If you use the API instead of the command line, you will be able to extract the bits you are interested in and discard the rest.

Jason Day
Jason, Thanks for the reply. I will check JTidy and get back to you.
Denzil
A: 

The simplest way of 'tidying' text which has XML tags is to use a regular expression that identifies anything that is a tag (i.e. anything that starts with '<' and ends with '>' and everything in between). Note this works whether or not XML is 'well-formed' as it cleans up any tags regardless of whether opening tags match with closing tags.

For example,

String noXmlString = xmlString.replaceAll("\\<.*?\\>", "");

will remove all tags from a given string. The downside is that it won't preserve the image link nor the hyperlink as per your example. Hope this helps though!

Edited 11:58 04/04/10: Try this to remove HTML encoded HTML tags (i.e.. anything that starts with &lt; and ends with &gt;)...

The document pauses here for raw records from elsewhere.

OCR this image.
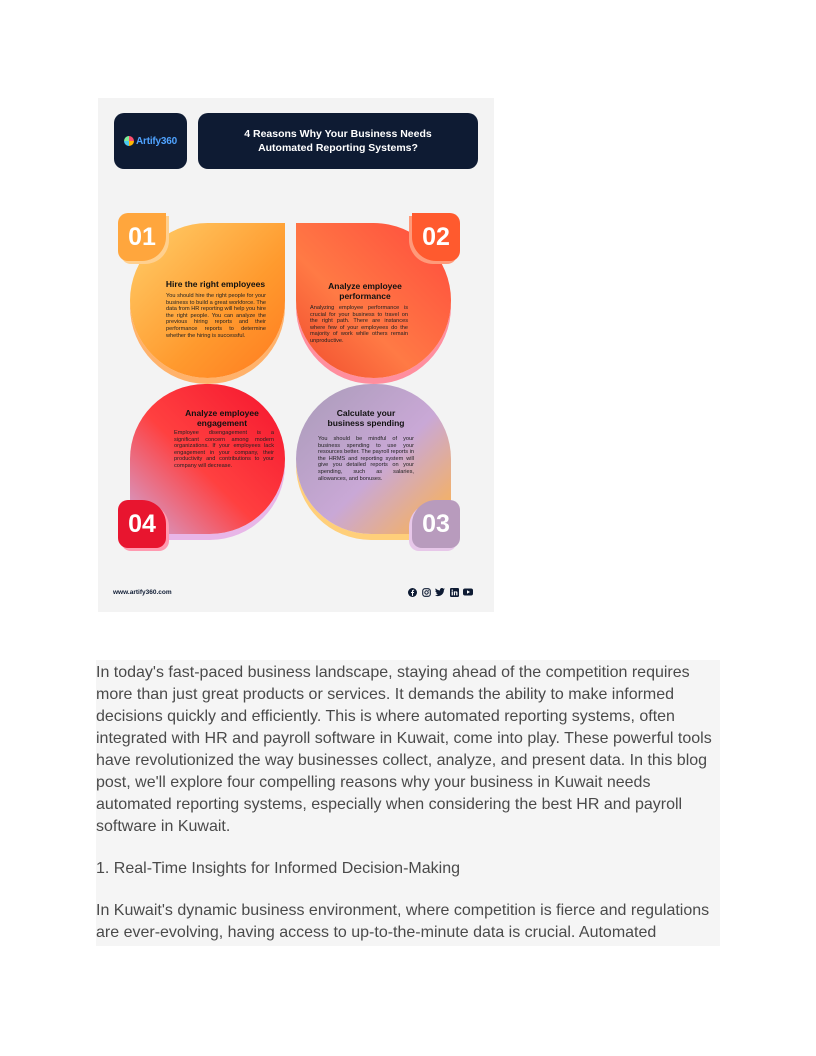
Artify360
4 Reasons Why Your Business Needs Automated Reporting Systems?
Hire the right employees
You should hire the right people for your business to build a great workforce. The data from HR reporting will help you hire the right people. You can analyze the previous hiring reports and their performance reports to determine whether the hiring is successful.
Analyze employee performance
Analyzing employee performance is crucial for your business to travel on the right path. There are instances where few of your employees do the majority of work while others remain unproductive.
Calculate your business spending
You should be mindful of your business spending to use your resources better. The payroll reports in the HRMS and reporting system will give you detailed reports on your spending, such as salaries, allowances, and bonuses.
Analyze employee engagement
Employee disengagement is a significant concern among modern organizations. If your employees lack engagement in your company, their productivity and contributions to your company will decrease.
01	02
03
04
www.artify360.com

In today's fast-paced business landscape, staying ahead of the competition requires more than just great products or services. It demands the ability to make informed decisions quickly and efficiently. This is where automated reporting systems, often integrated with HR and payroll software in Kuwait, come into play. These powerful tools have revolutionized the way businesses collect, analyze, and present data. In this blog post, we'll explore four compelling reasons why your business in Kuwait needs automated reporting systems, especially when considering the best HR and payroll software in Kuwait.

1. Real-Time Insights for Informed Decision-Making

In Kuwait's dynamic business environment, where competition is fierce and regulations are ever-evolving, having access to up-to-the-minute data is crucial. Automated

String noHtmlHtmlString = htmlHtmlString.replaceAll("&lt;.+?&gt;", "");

Then to remove any other HTML encoded/formatted bits like &quot; (i.e. anything that starts with & and ends with ; and in between conforms to a valid word without spaces or breaks) use

String noHtmlEncodingString = htmlEncodingString.replaceAll("&\\w+?;", "");

If there's any malformed HTML/XML beyond those, unless there's a known pattern there's no way of catching them.

David Johnson
Hi David, The "javax.swing.text.html.HTMLEditorKit" may not work for the fact that my file is not a HTML file. It's NOT well formed HTML or XML for that matter. It's a text file which contains a block of text and unfortunately the text has HTML tags like the ones mentioned in the comments above to Peter Lang.
Denzil
<br /> seems to be an HTML encoded version of rendering <br />, so it's HTML for rendering HTML to show a user! I can add another regex in my solution for you to remove those.
David Johnson